Drive seeks to explain the fundamentals of what Daniel Pink calls ‘Motivation 3.0’. In Drive, intrinsic motivation is subscribed to over extrinsic motivation, relegating the latters usefulness to a small subset of highly specific contexts. This is combined with advocacy for Flow theory and packaged as “Motivation 3.0”.  The books shining feature is the practical techniques given for incoperating Flow and intrinsic motivation into everyday processes. These techniques cover parenting, studying, managerial styles among others. They are presented in an easy to follow manner, with several alternatives offered to better suit different people. For these techniques alone, the book is worth reading.
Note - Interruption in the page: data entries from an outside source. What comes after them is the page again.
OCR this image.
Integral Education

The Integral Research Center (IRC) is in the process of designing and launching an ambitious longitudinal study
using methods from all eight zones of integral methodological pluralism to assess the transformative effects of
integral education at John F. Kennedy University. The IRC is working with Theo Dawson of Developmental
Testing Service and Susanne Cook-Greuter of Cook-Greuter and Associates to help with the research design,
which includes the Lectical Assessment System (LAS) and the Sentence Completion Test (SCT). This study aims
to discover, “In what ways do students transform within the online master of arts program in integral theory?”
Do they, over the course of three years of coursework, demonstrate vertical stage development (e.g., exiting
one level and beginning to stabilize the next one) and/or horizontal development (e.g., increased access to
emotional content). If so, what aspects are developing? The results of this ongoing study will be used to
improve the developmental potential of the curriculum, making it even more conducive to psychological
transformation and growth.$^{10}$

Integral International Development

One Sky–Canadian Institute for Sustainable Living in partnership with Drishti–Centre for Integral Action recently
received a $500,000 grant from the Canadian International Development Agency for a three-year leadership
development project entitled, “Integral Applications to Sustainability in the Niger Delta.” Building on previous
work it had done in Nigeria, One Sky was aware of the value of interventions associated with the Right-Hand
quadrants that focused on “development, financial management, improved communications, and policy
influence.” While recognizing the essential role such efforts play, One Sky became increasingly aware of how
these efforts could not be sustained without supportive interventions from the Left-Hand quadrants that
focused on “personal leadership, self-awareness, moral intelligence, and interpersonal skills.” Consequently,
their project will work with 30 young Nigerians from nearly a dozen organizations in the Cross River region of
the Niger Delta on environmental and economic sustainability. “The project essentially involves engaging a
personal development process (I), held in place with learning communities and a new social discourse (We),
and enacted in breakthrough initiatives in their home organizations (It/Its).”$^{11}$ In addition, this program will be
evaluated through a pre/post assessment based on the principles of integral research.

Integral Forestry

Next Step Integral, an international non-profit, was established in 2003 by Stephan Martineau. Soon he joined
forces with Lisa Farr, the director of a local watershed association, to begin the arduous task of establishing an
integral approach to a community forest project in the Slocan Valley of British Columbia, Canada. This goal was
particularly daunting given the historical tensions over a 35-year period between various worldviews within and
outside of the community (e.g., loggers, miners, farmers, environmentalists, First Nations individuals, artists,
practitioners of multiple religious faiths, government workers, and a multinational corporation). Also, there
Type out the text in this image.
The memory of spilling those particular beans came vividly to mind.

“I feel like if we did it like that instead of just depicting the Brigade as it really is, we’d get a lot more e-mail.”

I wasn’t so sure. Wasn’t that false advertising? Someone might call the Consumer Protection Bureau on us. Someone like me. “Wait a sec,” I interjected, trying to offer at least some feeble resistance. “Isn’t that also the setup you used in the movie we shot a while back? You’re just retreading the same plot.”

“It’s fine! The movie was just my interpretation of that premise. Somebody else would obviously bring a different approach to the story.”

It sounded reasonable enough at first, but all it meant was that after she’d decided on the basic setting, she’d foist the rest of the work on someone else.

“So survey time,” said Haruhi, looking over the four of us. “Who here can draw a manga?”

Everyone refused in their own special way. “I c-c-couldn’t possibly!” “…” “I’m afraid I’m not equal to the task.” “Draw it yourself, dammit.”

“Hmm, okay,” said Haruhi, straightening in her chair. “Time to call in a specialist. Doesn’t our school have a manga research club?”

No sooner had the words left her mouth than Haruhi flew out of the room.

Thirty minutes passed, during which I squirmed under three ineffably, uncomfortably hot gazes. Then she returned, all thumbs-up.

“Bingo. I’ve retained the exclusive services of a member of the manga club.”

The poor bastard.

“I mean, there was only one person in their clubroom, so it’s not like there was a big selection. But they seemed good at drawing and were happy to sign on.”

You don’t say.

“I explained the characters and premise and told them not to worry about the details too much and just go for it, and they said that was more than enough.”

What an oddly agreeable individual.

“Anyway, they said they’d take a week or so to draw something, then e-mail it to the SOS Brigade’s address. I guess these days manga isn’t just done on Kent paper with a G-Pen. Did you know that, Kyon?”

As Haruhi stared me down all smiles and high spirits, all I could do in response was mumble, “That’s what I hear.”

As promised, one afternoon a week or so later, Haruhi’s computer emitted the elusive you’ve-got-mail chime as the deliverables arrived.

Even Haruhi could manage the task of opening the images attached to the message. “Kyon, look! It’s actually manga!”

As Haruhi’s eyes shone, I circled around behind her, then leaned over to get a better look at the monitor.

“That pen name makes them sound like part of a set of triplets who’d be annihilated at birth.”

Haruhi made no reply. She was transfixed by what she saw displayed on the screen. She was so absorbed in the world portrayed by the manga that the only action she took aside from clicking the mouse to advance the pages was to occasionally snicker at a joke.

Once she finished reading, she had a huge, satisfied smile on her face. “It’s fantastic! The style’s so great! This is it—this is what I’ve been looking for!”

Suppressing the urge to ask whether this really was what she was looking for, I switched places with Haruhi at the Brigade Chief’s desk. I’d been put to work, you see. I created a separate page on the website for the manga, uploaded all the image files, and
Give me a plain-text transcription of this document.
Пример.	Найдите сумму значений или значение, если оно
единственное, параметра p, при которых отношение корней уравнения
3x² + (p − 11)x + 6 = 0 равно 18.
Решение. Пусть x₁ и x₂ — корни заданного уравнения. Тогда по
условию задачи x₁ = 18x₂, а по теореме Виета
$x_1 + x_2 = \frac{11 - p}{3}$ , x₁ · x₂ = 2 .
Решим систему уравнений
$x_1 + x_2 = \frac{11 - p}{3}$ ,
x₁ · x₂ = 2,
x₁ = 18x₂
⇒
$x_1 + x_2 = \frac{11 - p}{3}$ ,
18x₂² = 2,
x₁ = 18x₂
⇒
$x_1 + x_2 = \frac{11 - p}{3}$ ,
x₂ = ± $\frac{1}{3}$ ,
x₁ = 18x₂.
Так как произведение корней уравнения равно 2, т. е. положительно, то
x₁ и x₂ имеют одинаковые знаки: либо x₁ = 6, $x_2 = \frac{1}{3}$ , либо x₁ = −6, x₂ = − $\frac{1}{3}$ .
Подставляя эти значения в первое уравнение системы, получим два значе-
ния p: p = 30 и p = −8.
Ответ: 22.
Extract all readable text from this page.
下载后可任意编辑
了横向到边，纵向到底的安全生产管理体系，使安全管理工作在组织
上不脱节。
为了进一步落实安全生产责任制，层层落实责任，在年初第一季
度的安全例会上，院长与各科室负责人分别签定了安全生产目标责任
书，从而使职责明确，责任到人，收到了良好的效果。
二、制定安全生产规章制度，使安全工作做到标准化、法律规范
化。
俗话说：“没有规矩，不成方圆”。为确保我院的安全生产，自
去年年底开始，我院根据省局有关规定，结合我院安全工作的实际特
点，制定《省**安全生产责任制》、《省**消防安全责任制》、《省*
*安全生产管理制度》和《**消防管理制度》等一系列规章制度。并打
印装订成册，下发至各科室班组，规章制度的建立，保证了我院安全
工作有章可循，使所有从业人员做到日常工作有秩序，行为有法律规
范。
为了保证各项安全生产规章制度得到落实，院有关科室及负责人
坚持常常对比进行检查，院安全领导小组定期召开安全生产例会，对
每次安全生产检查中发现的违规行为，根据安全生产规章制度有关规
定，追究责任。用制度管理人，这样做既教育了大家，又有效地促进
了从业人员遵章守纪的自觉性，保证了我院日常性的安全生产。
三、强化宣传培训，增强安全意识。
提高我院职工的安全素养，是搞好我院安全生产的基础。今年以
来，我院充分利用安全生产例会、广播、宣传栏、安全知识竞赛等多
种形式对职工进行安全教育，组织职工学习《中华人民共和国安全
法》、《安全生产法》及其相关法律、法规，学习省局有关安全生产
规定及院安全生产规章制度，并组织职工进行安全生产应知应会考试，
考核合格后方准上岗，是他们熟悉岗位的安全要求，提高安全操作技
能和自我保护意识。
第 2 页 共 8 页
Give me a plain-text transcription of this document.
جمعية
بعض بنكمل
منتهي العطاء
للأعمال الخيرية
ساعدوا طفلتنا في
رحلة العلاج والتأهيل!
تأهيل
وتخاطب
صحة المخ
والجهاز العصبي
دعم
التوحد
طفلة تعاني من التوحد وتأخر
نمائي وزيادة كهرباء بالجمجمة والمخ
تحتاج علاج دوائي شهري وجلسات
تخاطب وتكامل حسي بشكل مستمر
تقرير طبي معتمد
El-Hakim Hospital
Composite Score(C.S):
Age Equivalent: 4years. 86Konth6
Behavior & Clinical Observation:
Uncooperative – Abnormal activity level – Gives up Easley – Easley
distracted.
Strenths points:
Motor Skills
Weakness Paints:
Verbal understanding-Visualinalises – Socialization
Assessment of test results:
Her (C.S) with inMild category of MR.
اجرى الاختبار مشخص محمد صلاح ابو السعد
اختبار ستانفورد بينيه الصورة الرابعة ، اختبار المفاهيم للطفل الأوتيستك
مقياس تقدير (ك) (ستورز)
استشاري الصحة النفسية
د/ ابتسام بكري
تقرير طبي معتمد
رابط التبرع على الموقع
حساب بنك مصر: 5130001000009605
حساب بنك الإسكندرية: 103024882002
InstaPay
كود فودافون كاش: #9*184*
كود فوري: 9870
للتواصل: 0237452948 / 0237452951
Before you reach the techniques however, one has to slog through considerable filler text. The concepts are only explained at the base level, with complexity being substituted with cases illustrating the concepts. These cases are not only too many, they are also lengthly and you have multiple cases providing similar insight to the same concept. Throughout the book, Daniel attempts to cram concepts into byte-sized, maketable lists (“The 7 types of …”, “3 rules for ..”) which offer no simplification to the already simple content in the book. The final notable flaw is Pink’s constant need to assert legitimacy by name dropping prominent institutions, sometimes as much as three times on a single page. Combined, these flaws make the first half tiring, eventually opening into a much more interesting and insightful second half.